Keep Britain Tidy and the council want to help you. We understand it can be confusing, but it really is very simple to do the right thing. Remember if it’s your waste it’s your responsibility. If your waste is found dumped, even if someone else has done it, you could be held responsible for it.
What could be classed as fly-tip and how to avoid it
Unwittingly using a rogue trader to remove your waste – whether you find someone through social media, an advert, or even someone approaching you directly – you need to check they are a registered waste carrier and they have a waste carrier permit. It is illegal for them to take your waste if they are not and they could be a rogue trader. You can check if they are a registered waste carrier online at GOV.UK - Access the Environment Agency's public register of data or by calling 03708 506 506.
Putting that extra bin bag next to your bin – there may be times you have an extra bag of rubbish that does not fit in your bin. If this is the case you should not leave it outside your property, whether that’s in the alleyway or next to your bin on collection day, if you do you could face a fine. Either take it back on to your property until your next collection day or take to either Lynnbottom or Afton Marsh Household and Waste Recycling Centres. View the opening times of our recycling centres.
Putting your old washing machine or scrap metal out – traditionally many people used to leave scrap metal, such as washing machines, old BBQs and old bikes out for the ‘scrap man’. You should never leave any waste like this either on your drive, or in the street for someone to remove. They may not be a registered waste carrier, and could take the bits they need and dump the rest. You can also contact the council to arrange a one-off bulky waste collection.

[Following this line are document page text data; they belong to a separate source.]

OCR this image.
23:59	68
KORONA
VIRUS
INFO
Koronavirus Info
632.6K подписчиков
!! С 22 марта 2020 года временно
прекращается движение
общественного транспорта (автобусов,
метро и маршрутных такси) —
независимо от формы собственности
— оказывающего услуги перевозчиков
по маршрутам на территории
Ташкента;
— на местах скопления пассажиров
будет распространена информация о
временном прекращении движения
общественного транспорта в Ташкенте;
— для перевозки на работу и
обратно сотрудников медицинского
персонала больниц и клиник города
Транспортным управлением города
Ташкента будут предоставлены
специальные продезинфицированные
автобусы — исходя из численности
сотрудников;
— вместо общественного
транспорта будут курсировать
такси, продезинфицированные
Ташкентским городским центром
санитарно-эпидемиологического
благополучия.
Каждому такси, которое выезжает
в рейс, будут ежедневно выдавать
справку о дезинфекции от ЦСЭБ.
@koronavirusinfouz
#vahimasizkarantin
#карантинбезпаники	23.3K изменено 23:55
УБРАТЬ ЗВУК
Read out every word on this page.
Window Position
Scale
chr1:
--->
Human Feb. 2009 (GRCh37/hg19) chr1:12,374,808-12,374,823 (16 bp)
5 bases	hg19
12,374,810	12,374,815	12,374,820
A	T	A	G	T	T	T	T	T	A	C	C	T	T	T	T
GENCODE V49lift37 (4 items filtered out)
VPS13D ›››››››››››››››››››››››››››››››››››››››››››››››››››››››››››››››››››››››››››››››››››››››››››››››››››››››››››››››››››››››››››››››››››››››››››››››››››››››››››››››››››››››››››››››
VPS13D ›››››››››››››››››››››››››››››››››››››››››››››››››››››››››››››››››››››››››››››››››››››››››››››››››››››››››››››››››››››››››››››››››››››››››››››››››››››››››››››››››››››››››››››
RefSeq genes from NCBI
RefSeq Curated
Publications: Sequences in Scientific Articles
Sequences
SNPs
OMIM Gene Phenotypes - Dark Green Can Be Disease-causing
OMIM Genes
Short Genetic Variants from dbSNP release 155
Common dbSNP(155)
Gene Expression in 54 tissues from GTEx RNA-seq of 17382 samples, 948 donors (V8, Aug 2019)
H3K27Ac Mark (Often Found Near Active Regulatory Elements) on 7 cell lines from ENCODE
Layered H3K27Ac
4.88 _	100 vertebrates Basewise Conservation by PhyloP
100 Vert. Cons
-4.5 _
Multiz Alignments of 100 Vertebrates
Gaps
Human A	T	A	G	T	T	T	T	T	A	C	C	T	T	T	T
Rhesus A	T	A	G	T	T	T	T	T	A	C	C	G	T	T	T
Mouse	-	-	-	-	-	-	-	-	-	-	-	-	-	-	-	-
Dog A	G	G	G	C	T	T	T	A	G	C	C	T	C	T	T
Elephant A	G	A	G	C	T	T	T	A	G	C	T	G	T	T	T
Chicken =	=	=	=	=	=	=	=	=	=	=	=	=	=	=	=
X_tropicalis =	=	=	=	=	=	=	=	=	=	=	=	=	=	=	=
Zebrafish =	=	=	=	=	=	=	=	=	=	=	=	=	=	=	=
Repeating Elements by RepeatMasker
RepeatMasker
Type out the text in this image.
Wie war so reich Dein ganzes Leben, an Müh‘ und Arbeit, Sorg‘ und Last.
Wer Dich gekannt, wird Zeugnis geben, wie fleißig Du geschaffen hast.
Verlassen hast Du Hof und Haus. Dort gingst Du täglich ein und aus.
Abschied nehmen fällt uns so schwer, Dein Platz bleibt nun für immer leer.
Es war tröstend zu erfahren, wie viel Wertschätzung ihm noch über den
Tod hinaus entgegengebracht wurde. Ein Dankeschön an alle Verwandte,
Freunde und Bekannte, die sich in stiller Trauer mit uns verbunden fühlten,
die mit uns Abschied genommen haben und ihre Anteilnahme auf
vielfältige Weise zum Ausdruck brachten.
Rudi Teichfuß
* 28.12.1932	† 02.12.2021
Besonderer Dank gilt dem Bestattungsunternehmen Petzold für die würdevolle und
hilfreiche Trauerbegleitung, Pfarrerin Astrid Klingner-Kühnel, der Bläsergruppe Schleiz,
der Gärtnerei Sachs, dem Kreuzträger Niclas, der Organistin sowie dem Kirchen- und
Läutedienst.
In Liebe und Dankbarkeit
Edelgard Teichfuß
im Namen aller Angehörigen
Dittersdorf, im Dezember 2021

Leaving your unwanted items out so others can use them – sometimes the things we no longer need are in good condition, or could be restored by someone else, and it seems a shame to dispose of them. It is great if you can donate these items to your local charity shop or use the council’s ‘reduce, reuse, recycle’ scheme to donate to someone who could make use of it – but you shouldn’t leave out for others to take. To organise a free, please visit 'reuse' collection service.
Not checking where your waste is going – being a registered waste carrier means the person can legally remove your rubbish, but you still need to check that you know what is going to happen to your rubbish. Don’t be afraid to ask questions and ask for paperwork that shows where your waste is going. A legitimate waste carrier would not object to this questioning.
- Ask to see their waste carrier permit – this is issued by the Environment Agency.
- Ask for their waste carrier number and contact the Environment Agency directly on 03708 506 506 for a free instant waste carrier check.
- If it’s easier, check online at GOV.UK - Access the Environment Agency's public register of data.
- Ensure that you receive a transfer notice or receipt before your waste is taken away.
- Make a note of their vehicle registration and vehicle details if you can.